Midtown Phoenix buzzed with protesters carrying signs and American flags. Dozens of police officers were on standby along the route of the five-mile march, and helicopters hovered overhead.
Protesters braved temperatures that were forecast to reach 95 degrees by mid-afternoon. Some used umbrellas or cardboard signs to protect their faces from the sun. Volunteers handed out water bottles from the beds of pickup trucks, and organizers set up three water stations along the route.
Supporters of the law expect to draw thousands to a rally of their own Saturday evening at a baseball stadium in suburban Tempe, encouraging like-minded Americans to "buycott" Arizona by planning vacations in the state.
Critics of the law, set to take effect July 29, say it unfairly targets Hispanics and could lead to racial profiling. Its supporters say Arizona is trying to enforce immigration laws because the federal government has failed to do so.
The law requires that police conducting traffic stops or questioning people about possible legal violations ask them about their immigration status if there is "reasonable suspicion" that they're in the country illegally.
Supporters of the law insist racial profiling will not be tolerated, but civil rights leaders worry that officers will still rely on assumptions that illegal immigrants are Hispanic.
Luis Jimenez, a 33-year-old college professor who lives in South Hadley, Mass., said the law will force police officers to spend much of their time on immigration violations instead of patrolling neighborhoods or dealing with violent crime.
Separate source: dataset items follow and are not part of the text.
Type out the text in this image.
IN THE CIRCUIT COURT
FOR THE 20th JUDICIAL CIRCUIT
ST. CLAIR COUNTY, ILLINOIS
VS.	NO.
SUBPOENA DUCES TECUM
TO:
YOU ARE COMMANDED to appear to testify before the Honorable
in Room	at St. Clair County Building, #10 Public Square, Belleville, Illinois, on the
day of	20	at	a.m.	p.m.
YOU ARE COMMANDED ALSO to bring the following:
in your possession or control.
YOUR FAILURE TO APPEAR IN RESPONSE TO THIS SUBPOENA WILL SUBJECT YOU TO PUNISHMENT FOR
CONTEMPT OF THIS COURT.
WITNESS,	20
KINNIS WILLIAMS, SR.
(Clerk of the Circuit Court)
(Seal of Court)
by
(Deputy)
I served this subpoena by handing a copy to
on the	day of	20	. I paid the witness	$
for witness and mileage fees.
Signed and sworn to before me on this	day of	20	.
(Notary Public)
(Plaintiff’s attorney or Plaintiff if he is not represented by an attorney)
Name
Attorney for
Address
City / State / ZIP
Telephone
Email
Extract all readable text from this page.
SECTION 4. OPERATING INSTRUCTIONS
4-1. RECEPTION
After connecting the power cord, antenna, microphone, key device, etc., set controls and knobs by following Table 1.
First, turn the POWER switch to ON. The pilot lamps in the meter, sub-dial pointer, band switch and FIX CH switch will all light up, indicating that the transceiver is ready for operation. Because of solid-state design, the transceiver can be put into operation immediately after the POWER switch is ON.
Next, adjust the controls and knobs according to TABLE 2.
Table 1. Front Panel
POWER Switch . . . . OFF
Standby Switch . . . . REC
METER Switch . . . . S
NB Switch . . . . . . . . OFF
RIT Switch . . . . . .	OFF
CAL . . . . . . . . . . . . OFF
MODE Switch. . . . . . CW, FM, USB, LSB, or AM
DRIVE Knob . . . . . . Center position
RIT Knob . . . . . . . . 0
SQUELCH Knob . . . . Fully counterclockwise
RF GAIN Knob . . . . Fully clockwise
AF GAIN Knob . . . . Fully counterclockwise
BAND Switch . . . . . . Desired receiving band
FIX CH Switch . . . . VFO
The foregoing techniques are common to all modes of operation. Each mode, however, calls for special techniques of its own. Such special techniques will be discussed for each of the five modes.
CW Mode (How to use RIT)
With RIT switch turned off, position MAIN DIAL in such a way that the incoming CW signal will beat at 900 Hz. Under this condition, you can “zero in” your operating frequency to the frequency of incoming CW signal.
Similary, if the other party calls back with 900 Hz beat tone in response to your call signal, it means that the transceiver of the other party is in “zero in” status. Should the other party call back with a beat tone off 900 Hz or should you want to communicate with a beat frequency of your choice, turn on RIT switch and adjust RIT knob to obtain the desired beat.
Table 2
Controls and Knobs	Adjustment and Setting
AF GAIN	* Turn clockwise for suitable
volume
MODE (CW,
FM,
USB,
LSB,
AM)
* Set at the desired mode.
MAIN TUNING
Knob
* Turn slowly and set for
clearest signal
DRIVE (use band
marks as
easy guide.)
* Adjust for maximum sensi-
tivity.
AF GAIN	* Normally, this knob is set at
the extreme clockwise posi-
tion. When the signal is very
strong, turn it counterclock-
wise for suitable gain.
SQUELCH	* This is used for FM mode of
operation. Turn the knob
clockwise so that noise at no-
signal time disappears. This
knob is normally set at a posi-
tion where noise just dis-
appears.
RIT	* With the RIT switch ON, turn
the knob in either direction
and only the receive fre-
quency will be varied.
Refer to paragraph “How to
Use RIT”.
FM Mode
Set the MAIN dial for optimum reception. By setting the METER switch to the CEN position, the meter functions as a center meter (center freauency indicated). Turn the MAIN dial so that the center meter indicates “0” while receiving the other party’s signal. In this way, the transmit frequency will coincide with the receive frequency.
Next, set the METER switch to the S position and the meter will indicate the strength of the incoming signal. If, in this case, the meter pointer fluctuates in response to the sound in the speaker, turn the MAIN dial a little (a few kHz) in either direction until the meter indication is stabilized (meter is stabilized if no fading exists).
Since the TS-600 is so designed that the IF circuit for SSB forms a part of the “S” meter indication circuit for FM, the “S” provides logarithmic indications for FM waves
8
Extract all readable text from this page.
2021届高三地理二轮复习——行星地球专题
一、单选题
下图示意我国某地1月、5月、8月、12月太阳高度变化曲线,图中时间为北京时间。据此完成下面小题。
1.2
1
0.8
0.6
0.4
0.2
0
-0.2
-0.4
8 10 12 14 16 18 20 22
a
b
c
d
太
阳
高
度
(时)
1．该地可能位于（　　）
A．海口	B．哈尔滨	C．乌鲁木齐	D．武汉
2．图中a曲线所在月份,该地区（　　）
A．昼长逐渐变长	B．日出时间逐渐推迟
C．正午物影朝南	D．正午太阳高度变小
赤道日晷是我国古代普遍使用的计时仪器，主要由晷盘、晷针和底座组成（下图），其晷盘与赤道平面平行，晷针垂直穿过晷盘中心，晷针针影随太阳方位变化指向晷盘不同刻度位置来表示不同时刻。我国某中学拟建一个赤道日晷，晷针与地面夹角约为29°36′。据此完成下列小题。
The law also makes it a state crime to be in the country illegally or to impede traffic while hiring day laborers, regardless of the worker's immigration status.
"You're saying to the cop: 'Go pick up that day laborer. Don't worry about that guy committing crimes,'" said Jimenez, a naturalized citizen from Mexico who grew up in Phoenix.
Alfonso Martinez, a 38-year-old Phoenix carpenter and father of three children who are American citizens, said he's been living illegally in the United States for 21 years while trying to get legal status.
"If they stop me and they find my status, who's going to feed my kids? Who's going to keep working hard for them?" he said, keeping a careful eye on his 6-year-old daughter as his wife pushed their 4-year-old girl in a stroller. Their 13-year-old son walked ahead of them.
Some opponents of the law have encouraged people to cancel conventions in the state and avoid doing business with Arizona-based companies, hoping the economic pressure forces lawmakers to repeal the law.
But Alfredo Gutierrez, chairman of the boycott committee of Hispanic civil rights group Somos America, said the boycott doesn't apply to people coming to resist the law. Opponents said they secured warehouse space for people to sleep on cots instead of staying in hotels.
"The point was to be here for this march to show support for these folks, then we're out," said Jose Vargas, a union representative for New York City teachers. "We're not spending a dime here."
Supporters of the law sought to counteract the economic damage of boycotts by bringing supporters into the state.
"Arizona, we feel, is America's Alamo in the fight against illegal and dangerous entry into the United States," said Gina Loudon of St. Louis, who is organizing the "buycott."
"Our border guards and all of Arizona law enforcement are the undermanned, under-gunned, taxed-to-the-limit front-line defenders trying to hold back the invasion," she said.
In San Francisco, groups planned to protest at the Arizona Diamondbacks' game against the Giants Saturday night.